En la Edad Media, cuando construían una catedral, adherían una sólida argolla (aro) de hierro en la base de uno de sus muros, llamada «la argolla de salvación». A un malhechor le bastaba sujetarse a ella para estar momentáneamente a salvo de sus perseguidores. También había un «espacio de salvación» delimitado alrededor de esas mismas catedrales; este constituía un lugar de asilo en el cual nadie podía ser detenido.

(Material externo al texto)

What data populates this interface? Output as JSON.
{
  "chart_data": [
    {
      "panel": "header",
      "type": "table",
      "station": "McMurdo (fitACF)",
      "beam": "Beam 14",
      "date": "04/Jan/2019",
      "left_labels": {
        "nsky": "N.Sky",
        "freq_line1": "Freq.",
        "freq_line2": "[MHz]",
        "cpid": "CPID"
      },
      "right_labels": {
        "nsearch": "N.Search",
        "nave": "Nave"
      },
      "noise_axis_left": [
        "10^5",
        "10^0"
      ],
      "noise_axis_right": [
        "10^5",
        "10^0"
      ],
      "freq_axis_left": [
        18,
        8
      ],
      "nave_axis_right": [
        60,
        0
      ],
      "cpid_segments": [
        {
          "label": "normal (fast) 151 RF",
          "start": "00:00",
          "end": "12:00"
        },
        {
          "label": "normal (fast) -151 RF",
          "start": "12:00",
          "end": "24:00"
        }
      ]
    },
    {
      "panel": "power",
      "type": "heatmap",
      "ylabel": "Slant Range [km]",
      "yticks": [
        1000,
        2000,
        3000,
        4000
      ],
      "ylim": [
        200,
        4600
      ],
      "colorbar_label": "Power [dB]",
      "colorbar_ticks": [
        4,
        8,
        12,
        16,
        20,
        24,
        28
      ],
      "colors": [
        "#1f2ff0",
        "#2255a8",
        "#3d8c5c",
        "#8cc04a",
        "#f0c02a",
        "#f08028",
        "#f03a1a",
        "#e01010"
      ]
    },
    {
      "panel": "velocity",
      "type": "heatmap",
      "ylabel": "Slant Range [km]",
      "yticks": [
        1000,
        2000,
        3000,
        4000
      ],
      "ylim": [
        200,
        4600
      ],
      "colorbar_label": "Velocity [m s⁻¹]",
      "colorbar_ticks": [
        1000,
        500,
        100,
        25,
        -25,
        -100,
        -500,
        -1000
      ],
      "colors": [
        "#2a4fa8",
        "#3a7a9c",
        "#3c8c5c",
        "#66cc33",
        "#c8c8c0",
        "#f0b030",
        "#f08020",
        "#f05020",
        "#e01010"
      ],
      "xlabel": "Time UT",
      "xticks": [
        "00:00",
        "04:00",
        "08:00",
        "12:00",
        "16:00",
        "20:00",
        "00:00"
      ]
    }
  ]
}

Estas medidas permitían suavizar la implacable justicia de aquellos tiempos. Probablemente esta idea estaba inspirada en las “ciudades de refugio” mencionadas en la Biblia, las cuales estaban destinadas a recibir a los autores involuntarios de un homicidio (Números 35:11). Los asesinos que se refugiaban allí solo podían quedarse en ese lugar si se demostraba que no habían asesinado voluntariamente.
Hoy todavía necesitamos una “ciudad de refugio” para escapar al juicio de Dios, no solamente por nuestras faltas involuntarias sino, sobre todo, por cada uno de nuestros actos de desobediencia a Dios.
El autor de estas líneas tuvo que reconocer un día que era culpable y que merecía la condenación divina. Su vida pasada era una sucesión de ofensas a Dios, y sus decisiones a menudo eran motivadas por el egoísmo y el orgullo. ¿Qué hizo? Aferrarse fuerte a «la argolla de salvación», es decir, a la mano que desde hace tanto tiempo Dios tiende a los hombres. Puso su confianza en Jesucristo, el Hijo de Dios, quien expió sus pecados, voluntarios e involuntarios.
Y usted, ¿ya se aferró a la argolla de salvación?